Today I said to my husband, "I'm already sick of Sarah Palin". "But the campaign's just started," he said. "Come on." "Doesn't matter," I told him. "I'm wiped. I'm done." And then I wondered, Where is this coming from? And it came back to me. "It's the lying," I told my husband. "It just clobbers me." 

I haven't figured out all the mechanisms that create my frazzled nerves and desire for a good long nap. It's something about my brain getting a message, then having it short-circuited by a tiny neural cop who hollers, Halt! Then my mind, which has already shoved the furniture around and made space for a new factoid, has to scurry about and find something to put there: like the exports of Bolivia, or a new King Ranch Chicken recipe. It's an unnecessary and stupid effort.

But right now, I'm just tired of Sarah Palin, tired of her self-satisfaction and bewildered kids, tired of the poor fools who believe her, tired of the newspeople who give her a moment's thought, tired of the sweaty flapping liberals.  Tired of the people who have forgotten about the war, the unjust taxes, the ill and sickening kids, the black folks in prison, the dying polar bears, the crappy schools, and the stacked deck. I'm tired of the house winning all the time. But most of all, I'm tired of the circus, tired of the tootling music, and the dumb magic acts we've already seen.

Like dear old dead George Carlin used to say: It's bullshit and it's bad for ya.

And it is. 

We need to get away from this bullshit and fast as we can.
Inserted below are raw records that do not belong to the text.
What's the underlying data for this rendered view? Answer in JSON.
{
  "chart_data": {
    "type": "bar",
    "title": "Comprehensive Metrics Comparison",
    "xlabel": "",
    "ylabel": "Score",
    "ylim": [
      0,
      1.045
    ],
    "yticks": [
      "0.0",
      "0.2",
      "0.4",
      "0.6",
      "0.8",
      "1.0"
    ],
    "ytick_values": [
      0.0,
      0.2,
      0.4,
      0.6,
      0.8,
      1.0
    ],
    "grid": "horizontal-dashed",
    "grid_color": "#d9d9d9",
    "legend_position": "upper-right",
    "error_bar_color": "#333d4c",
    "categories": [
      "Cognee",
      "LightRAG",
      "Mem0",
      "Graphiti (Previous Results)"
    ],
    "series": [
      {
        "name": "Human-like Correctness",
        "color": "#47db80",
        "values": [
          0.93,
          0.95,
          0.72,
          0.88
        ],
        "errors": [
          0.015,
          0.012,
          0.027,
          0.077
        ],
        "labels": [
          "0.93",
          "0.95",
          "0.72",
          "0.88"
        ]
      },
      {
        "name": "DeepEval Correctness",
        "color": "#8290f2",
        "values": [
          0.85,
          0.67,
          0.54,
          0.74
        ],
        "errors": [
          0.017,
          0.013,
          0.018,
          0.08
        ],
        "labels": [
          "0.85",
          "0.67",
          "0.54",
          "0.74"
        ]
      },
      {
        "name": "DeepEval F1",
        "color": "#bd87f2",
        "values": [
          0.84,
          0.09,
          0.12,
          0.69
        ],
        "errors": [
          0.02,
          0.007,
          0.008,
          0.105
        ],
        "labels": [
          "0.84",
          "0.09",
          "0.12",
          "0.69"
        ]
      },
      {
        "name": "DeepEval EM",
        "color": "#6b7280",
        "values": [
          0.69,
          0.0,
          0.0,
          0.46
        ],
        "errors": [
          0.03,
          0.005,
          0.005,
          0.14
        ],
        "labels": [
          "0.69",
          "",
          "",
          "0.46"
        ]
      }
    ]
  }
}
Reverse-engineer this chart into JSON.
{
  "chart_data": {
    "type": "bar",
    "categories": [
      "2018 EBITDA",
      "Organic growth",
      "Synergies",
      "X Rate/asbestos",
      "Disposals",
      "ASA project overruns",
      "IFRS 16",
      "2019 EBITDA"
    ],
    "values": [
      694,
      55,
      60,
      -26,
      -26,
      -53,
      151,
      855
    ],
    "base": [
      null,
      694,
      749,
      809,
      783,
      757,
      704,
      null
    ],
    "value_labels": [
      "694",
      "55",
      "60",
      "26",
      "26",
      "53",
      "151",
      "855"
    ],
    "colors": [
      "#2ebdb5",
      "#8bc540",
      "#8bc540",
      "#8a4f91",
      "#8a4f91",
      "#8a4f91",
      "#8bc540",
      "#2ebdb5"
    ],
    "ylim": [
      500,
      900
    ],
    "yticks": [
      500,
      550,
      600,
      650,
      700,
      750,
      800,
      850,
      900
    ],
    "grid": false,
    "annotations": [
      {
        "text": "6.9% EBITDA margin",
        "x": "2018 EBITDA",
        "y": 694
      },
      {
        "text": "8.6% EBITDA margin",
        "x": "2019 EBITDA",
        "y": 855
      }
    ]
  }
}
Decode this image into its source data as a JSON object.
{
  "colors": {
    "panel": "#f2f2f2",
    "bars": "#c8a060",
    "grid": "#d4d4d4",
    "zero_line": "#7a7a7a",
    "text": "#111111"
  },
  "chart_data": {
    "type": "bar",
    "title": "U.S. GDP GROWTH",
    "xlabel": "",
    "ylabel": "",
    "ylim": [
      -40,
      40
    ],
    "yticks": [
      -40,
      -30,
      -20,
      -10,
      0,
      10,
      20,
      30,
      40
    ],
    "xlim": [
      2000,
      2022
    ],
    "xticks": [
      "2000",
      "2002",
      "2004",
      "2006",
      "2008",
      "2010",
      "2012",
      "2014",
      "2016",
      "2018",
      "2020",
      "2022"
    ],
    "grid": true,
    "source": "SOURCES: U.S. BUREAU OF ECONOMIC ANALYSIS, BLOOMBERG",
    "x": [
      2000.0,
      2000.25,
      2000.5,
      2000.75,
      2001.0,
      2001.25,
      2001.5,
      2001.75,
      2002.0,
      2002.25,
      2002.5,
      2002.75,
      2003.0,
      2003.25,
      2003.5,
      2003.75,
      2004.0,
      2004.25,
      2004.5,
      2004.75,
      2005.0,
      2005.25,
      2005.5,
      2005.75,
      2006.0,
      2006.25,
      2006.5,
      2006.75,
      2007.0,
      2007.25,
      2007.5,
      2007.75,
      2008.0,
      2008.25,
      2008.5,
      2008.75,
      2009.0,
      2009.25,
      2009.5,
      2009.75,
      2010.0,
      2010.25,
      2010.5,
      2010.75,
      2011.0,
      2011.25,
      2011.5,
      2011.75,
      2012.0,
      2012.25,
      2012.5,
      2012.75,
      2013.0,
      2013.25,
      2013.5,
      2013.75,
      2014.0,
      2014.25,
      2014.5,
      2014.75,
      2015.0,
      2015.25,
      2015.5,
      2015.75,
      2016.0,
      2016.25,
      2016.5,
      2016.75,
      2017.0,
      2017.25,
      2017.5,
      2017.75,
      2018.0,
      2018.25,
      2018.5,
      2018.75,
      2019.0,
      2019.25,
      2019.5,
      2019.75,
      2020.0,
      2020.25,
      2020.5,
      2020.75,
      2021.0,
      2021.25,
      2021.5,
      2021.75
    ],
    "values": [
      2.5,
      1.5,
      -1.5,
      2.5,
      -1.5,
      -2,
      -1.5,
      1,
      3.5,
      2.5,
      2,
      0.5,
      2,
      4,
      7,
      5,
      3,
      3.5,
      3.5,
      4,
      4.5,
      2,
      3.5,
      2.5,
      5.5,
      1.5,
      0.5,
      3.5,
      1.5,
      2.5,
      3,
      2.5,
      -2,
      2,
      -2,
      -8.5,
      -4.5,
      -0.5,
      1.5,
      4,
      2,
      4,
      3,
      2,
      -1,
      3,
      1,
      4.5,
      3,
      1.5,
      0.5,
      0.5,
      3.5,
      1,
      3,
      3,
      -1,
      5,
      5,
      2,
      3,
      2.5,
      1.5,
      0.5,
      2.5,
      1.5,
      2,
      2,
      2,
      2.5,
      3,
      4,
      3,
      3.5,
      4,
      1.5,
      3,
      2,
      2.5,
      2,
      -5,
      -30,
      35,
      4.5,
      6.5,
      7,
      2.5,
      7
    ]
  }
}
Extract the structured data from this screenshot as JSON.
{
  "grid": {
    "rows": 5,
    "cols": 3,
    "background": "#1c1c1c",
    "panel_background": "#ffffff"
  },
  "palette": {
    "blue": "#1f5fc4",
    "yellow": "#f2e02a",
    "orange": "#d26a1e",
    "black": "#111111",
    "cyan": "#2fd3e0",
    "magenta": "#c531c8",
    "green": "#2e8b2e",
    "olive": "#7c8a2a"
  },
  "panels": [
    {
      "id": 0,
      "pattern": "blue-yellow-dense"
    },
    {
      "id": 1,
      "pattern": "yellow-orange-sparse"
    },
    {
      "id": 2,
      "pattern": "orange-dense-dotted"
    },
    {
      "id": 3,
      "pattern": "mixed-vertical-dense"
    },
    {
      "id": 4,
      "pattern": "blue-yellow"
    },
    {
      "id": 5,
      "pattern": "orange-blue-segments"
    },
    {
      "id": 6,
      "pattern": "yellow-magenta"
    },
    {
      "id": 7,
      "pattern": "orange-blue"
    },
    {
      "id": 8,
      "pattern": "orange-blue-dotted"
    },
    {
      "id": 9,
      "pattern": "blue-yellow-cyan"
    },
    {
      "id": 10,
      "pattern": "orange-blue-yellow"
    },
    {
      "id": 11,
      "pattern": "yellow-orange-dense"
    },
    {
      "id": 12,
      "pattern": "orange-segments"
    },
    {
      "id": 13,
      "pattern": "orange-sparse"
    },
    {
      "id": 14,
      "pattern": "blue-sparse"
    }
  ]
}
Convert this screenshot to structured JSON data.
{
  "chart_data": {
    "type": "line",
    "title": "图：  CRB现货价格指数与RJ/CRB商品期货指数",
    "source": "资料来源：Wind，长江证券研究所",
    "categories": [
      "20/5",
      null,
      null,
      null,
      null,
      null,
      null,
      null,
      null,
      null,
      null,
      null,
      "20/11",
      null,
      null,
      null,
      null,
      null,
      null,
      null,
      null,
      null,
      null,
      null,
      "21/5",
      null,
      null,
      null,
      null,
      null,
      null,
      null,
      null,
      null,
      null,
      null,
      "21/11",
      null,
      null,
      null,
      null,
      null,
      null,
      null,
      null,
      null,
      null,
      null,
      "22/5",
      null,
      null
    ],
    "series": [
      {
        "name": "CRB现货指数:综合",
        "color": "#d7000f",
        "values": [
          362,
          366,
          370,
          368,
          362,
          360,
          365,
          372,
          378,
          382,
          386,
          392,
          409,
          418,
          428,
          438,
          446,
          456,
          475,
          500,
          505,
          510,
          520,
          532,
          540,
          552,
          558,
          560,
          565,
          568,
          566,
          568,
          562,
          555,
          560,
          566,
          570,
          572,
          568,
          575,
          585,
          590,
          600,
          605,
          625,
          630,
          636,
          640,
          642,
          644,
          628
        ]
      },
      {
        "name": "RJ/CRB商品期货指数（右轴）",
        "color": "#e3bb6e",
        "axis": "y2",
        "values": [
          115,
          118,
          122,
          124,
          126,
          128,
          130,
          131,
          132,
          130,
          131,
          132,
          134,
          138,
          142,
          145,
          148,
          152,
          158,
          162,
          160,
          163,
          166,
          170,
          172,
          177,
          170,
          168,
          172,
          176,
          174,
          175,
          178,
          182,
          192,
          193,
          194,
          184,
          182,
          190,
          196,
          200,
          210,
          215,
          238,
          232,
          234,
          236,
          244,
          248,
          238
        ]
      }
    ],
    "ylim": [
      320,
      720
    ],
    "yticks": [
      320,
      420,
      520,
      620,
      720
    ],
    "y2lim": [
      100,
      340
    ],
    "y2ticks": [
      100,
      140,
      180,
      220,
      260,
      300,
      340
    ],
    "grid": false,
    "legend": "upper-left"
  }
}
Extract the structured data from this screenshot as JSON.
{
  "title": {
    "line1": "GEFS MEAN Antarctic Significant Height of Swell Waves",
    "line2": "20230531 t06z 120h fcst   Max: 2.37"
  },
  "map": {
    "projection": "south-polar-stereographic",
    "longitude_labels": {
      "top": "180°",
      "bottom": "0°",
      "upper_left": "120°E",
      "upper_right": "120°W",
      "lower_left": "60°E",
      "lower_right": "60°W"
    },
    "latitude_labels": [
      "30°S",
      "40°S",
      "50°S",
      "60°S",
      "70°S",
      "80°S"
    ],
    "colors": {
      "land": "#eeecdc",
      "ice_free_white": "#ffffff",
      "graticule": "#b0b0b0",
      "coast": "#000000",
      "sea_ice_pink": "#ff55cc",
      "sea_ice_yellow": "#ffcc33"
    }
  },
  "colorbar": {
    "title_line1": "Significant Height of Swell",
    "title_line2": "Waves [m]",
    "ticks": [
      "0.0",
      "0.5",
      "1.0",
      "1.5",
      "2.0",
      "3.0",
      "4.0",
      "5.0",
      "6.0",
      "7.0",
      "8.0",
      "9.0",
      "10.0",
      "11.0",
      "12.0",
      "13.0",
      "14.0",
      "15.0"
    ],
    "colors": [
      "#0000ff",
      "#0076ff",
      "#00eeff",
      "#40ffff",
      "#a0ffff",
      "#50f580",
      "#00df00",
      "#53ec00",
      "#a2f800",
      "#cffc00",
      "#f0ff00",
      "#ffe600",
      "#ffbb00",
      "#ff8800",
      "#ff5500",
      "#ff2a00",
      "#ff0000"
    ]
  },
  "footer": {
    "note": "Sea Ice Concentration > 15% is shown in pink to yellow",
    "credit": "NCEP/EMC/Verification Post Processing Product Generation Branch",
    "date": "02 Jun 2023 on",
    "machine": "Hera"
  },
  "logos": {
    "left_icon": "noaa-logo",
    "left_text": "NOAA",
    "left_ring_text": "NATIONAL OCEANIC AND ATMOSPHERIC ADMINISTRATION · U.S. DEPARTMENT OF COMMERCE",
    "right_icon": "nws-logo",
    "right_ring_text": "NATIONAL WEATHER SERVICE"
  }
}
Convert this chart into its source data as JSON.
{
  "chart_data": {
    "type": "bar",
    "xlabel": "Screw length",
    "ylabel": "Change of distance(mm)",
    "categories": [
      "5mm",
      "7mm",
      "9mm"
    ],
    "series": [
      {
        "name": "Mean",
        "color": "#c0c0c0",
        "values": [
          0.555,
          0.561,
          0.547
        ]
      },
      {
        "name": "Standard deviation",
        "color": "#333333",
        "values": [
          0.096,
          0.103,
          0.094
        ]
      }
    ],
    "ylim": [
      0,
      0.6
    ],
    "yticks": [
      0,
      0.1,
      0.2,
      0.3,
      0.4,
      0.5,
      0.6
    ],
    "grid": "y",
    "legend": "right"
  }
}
We need to run like the wind itself.

1 comment:

Anonymous said...

Hi!

Now where did I put my passport?

Last night at the end of a wonderful and warm sunset dinner along the shore of beautiful Lake Washington in Seattle, my dinner companion asked me for my opinion of Sarah Palin. "You know", I said, "I feel like America has dislodged from reality. It's surreal here now, all the time! I feel like I'm watching a movie when I watch the political race unfold. It doesn't seem real. They're all actors." We coughed up a laugh as a stand-in for tears. Then I added that a pundit recently referred to Palin as "Ronald Reagan in a dress." I could tell my companion was responding to what she figured was an insult to Palin. "No", I said, "it was meant as a compliment."

Now Palin's church up in little old Wasilla is "praying away the gays." Where's the church that's praying away the Palins?